Monitor your containers and set up alerts for failures. The health checks we included help with automatic recovery, but you still need monitoring to catch persistent issues.
Consider implementing SSL/TLS for production deployments. Your application currently runs on HTTP, but production traffic should use HTTPS. Set up a reverse proxy like Nginx to handle SSL certificates.
Regular security updates keep your system protected. Add automatic security updates to your cloud-config.
packages:
- unattended-upgrades
This package automatically installs security updates without manual intervention.
The UFW-Docker integration we configured is absolutely essential. Without it, your firewall provides false security. Container ports remain exposed even when you think they’re blocked. Always include those after.rules in your production deployments.
Common Issues and Solutions
Connection refused errors usually mean the container isn’t running or isn’t listening on the expected port. Verify the container status and check the logs.

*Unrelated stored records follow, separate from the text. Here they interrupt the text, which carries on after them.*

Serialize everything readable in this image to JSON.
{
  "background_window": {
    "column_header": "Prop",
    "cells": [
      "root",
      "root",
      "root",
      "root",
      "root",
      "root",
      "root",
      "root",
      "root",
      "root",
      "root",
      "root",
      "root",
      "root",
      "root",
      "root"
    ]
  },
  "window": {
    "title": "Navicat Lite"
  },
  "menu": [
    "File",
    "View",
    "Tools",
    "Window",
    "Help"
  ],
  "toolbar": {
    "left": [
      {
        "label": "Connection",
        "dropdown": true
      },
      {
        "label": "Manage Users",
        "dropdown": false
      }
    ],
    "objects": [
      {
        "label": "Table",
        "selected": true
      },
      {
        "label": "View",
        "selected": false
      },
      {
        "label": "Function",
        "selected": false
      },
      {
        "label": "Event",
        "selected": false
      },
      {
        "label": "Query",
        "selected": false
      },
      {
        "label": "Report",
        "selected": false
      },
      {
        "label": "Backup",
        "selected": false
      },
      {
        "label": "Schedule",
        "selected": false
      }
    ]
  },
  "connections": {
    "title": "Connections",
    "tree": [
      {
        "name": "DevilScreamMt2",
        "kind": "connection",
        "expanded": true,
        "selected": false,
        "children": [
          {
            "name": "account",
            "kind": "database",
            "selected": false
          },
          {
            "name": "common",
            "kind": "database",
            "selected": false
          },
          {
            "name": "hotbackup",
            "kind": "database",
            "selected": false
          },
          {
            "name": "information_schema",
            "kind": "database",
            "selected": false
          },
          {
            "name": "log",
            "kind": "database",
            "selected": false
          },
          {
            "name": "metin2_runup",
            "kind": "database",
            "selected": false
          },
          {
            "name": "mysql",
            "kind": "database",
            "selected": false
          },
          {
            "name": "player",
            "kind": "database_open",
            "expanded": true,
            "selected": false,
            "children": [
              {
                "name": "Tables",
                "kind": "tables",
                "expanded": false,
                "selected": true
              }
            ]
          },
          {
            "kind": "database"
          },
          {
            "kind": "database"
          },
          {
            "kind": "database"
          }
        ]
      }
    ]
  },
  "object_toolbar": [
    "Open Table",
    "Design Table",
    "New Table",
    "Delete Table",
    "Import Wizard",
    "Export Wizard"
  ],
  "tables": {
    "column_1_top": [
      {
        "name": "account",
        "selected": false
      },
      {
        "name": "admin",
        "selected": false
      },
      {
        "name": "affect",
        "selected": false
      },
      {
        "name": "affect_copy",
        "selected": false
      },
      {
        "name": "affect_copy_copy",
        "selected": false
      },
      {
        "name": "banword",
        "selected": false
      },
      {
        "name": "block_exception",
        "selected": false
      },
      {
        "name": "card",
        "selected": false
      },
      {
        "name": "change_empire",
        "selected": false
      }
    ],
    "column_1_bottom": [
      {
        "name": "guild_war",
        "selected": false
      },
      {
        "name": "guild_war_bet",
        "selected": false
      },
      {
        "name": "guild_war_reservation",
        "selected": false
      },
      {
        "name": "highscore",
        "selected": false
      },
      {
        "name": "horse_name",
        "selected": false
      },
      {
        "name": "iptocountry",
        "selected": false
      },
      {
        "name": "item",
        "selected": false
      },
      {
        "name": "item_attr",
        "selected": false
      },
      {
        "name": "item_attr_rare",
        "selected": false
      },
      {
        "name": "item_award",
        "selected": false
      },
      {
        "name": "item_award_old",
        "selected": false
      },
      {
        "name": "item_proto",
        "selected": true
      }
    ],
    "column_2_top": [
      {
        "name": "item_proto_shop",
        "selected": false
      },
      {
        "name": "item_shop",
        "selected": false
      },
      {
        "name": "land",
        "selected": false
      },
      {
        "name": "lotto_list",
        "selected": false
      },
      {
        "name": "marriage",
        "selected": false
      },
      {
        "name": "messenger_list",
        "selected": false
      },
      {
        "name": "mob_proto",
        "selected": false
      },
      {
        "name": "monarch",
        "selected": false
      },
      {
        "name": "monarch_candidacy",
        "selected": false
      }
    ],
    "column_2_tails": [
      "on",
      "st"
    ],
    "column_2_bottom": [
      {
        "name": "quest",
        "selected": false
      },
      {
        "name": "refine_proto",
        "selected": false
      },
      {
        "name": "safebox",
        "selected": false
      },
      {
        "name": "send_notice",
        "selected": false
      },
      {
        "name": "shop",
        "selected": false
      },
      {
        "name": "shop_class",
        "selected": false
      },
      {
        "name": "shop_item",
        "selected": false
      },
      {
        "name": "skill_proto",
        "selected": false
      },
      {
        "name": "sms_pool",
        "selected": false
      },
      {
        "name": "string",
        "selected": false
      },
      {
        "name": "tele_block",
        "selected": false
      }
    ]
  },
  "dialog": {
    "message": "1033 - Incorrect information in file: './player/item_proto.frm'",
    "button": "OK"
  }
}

docker logs [CONTAINER_ID]
Permission errors when running Docker commands indicate you need to add your user to the Docker group or use sudo. For automated deployments, the root user runs Cloud-Init commands, so this shouldn’t be an issue.
If your container starts but immediately stops, check the application logs inside the container. The issue typically lies in your application code or missing environment variables.
Port conflicts occur when another service already uses port 80. Either stop that service or change your container’s port mapping.
- docker run -d --network app-network -p 8080:80 --restart unless-stopped username/myapp:v1.0.0
Out of disk space errors happen when Docker images and containers fill your drive. Clean up unused images and containers regularly.
docker system prune -a
Health check failures indicate your application isn’t responding correctly. Check the application logs and ensure your health check endpoint works properly.
Firewall issues can manifest as containers being inaccessible or unexpectedly accessible. If you can reach container ports that should be blocked, verify the UFW-Docker integration rules in after.rules. Check the DOCKER-USER chain with iptables to confirm the rules loaded correctly.
Next Steps
You now have a complete automated deployment pipeline using Docker and Cloud-Init. Your servers deploy with a single configuration file, eliminating manual setup and ensuring consistency across your infrastructure.
From here, explore Docker Compose for multi-container applications, implement SSL/TLS with reverse proxies, and add centralized logging for better observability. The foundation you built turns infrastructure into version-controlled code that deploys reliably every time.